On the same day that Ricketts vetoed a bipartisan, conventional, Census Bureau–recommended Complete Count Committee for the whole state of Nebraska, a federal judge addressed for the first time the explosive new evidence of the alleged GOP conspiracy to boost white representation in the U.S. by adding a citizenship question to the 2020 Census. In a brief hearing, Judge Jesse Furman of the U.S. District Court for the Southern District of New York opted for a take-it-slow approach, scheduling future briefings in which plaintiffs will present evidence for what he described as “serious” allegations in the case.
The anticlimactic hearing was the tonal opposite of the motion submitted by plaintiffs outlining the “damning new evidence [that] reveals hyper-partisan and racially discriminatory motives at the root of the citizenship question.” It’s unclear yet whether the U.S. Supreme Court will weigh this new evidence when it issues its decision about the citizenship question.
The decision may determine the scale of any undercount in the next census, but at this stage that undercount may be a given. “An undercount in the 2020 Census is likely inevitable,” the report by Urban Institute senior research associate Diana Elliott reads. “The big question is by how much.”
With the next census only a year away, states that dread the prospect of an undercount are taking pains to try to avoid it.

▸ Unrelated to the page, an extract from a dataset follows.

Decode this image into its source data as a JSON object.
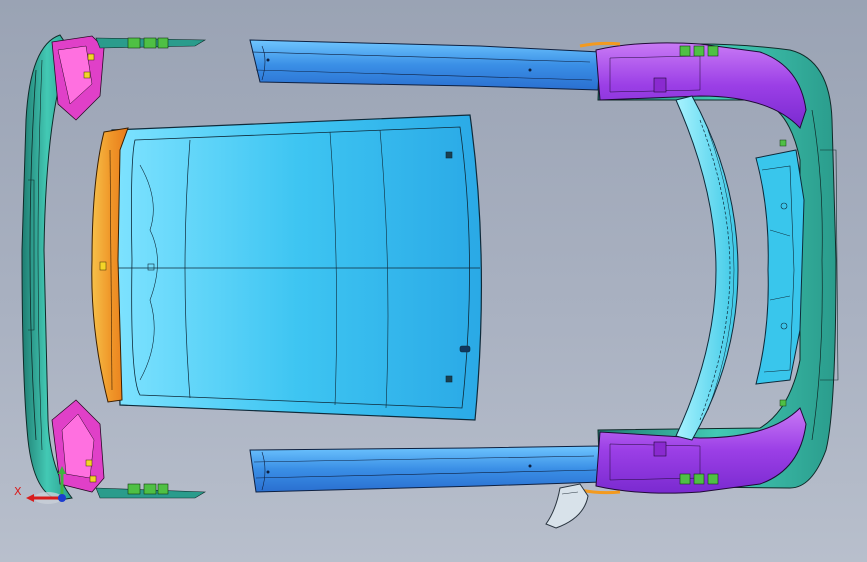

Stacey Abrams, the former Democratic gubernatorial candidate in Georgia, launched a new nonprofit, Fair Count, to complement her efforts to expand voting access across the state. Georgia is another state with a lot to lose: In a high-risk scenario, the state’s black population could see an undercount of 3.80 percent (136,600 people). Los Angeles launched its census-planning operations in 2017 to get a three-year head start.
The Urban Institute report points to a number of factors (beyond the citizenship question) that could deliver an undercount. One is low and unpredictable funding. Despite population growth and the new technology to be implemented for the first-ever digital census, Congress has apportioned less funding for the 2020 Census, and at a slower rate. Two of three planned dress rehearsals were canceled in 2018, leaving only the end-to-end test run in Providence, Rhode Island, to assess some 50 new IT systems.
Internet self-response will be another likely culprit in any miscount. For the first time in the history of the census, households will be able to opt to complete the questionnaire online. Census research shows that “advantaged homeowners” are most likely to self-respond online in the next census. But many households—and especially those that are already historically hard to count—lack reliable access to the internet. While an online census ought to be cheaper (and more accurate) for the Census Bureau to conduct, the Urban Institute notes that self response rates to federal surveys have declined over the years. And Reuters reports that federal officials worry that the 2020 Census could be subject to disinformation campaigns (“fake news”) via Google, Facebook, and Twitter.
Concerns about using administrative data records for the first time to improve counts seem picayune next to the threat that Russian troll farms could undermine the nation’s confidence in the census—but that, too, is another innovation that census monitors worry has been insufficiently tested. Administrative data favor older homeowners, for whom reliable data exist, over younger renters and children, for whom records may be spotty.
There are reasons to worry that this census could feature a dramatic undercount even beyond the alarming evidence that may or may not reach the Supreme Court’s bench. But experts nevertheless say that there’s a chance to right the ship.
“There is still time to ensure that representation in the 2020 Census is fair and accurate,” the report concludes. “By investing in outreach and engaging communities in a culturally sensitive way, there is time to ensure that representation will be better.”